Y lo hicimos. Le tendimos una trampa a los signos. A partir de ese día venturoso, nos enredamos en una cadena interminable de cópulas entre palmeras, tras los bancos de la estación, en las salas de espera. Fue maravilloso.
Durante el día nos separábamos para ir al trabajo, y luego nos reencontrábamos en nuestro microcosmos neutral: la estación Floresta, allí los signos nos perdonaban.

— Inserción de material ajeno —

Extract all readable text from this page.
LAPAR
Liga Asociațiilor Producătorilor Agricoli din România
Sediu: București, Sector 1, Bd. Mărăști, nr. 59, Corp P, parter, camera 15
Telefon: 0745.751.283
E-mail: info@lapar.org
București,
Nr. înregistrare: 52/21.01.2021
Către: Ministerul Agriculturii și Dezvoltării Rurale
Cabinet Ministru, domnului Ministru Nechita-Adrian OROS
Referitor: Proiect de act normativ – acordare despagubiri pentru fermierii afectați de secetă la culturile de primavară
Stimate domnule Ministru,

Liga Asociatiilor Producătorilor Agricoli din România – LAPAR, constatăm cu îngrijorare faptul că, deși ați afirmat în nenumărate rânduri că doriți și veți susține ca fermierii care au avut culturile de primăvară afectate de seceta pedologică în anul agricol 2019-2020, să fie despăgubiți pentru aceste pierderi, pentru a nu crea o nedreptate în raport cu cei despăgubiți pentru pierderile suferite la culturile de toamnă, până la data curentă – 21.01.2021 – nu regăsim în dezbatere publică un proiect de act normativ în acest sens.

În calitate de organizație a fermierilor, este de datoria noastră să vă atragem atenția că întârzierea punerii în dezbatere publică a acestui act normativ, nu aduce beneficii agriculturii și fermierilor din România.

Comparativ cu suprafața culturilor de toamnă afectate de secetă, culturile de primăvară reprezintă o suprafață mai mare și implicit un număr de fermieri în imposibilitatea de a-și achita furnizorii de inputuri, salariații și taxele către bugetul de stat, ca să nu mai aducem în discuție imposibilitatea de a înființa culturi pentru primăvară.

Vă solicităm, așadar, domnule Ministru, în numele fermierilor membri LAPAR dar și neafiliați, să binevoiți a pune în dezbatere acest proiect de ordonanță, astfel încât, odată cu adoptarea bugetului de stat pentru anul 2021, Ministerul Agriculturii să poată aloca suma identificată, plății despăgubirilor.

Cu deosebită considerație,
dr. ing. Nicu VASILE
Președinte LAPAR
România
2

Cuando llegó el invierno, el frío nos llevó a buscar una casa para vivir juntos. No sé si no nos dimos cuenta o si simplemente dejamos pasar callado ese enorme positivo. Nosotros —¡pobres inocentes!— seguíamos manteniendo una pretendida corriente negativa para salir adelante.
—Menos por menos, más —salmodiaba yo—. No te quiero.
—Menos por menos, más —repetía ella—. Yo tampoco.
—Igualmente, no podemos separarnos
—Claro que no.
Es así que, menos por menos mediante, manteníamos a raya el destino: como retrocede el artista marcial para desplegar su patada mortífera, siempre restábamos con miras a sumar. Sabíamos que en ese perfecto equilibrio negativo obteníamos la seguridad de poseernos mutuamente. La posesión era nuestro vínculo; el retroceso consciente, nuestra brillante estrategia.
Aunque… como dije antes: ¡pobres inocentes! Creíamos haber engañado a los signos cuando compramos la casita. Pero la ley de la muerte ya estaba cobrándose venganza. Poco a poco nos íbamos poniendo tristes. Quizá por tanta carga negativa que debíamos emplear para sostener nuestro hogar.
Yo me las arreglaba bastante bien, pero ella no se veía nada feliz. Y esa tristeza comenzó a generarme un poco de culpa.
Una tarde, quise alegrarla un poco con esas cosas superficiales que les gustan a las mujeres; ya sabe: perfumes, ropa, alguna fantasía fina. Yo se las di todas juntas. Quizá fue mucho, no sé. No tenía experiencia en hacer regalos. Como si fuera poco, pasé por la florería del barrio y le compré un hermoso ramo de rosas rojas.
Y después… Bueno, usted ya conoce el resto. Contesté puntualmente a todo el interrogatorio del fiscal, hasta que por último el juez me increpó:
—¡Y por qué la mató con tanta saña, Pablo! ¡Veinticinco puñaladas, Pablo! ¡Hay que sentir mucho odio para cometer un crimen con semejante alevosía, Pablo!
—Porque me dijo algo horrible —le respondí.
—¿Horrible, Pablo? ¿Se puede saber qué insulto es tan horrible para desatar ese final, esa orgía de sangre que conmovió a la sociedad toda?
—Sí… en un momento, la pobrecita no pudo más.
—¿No pudo más?
—No, lo suyo era incontenible. Y necesitó… necesitó decírmelo.
—¿Qué cosa necesitó decirle?
—Me dijo… me tuvo que decir que me amaba.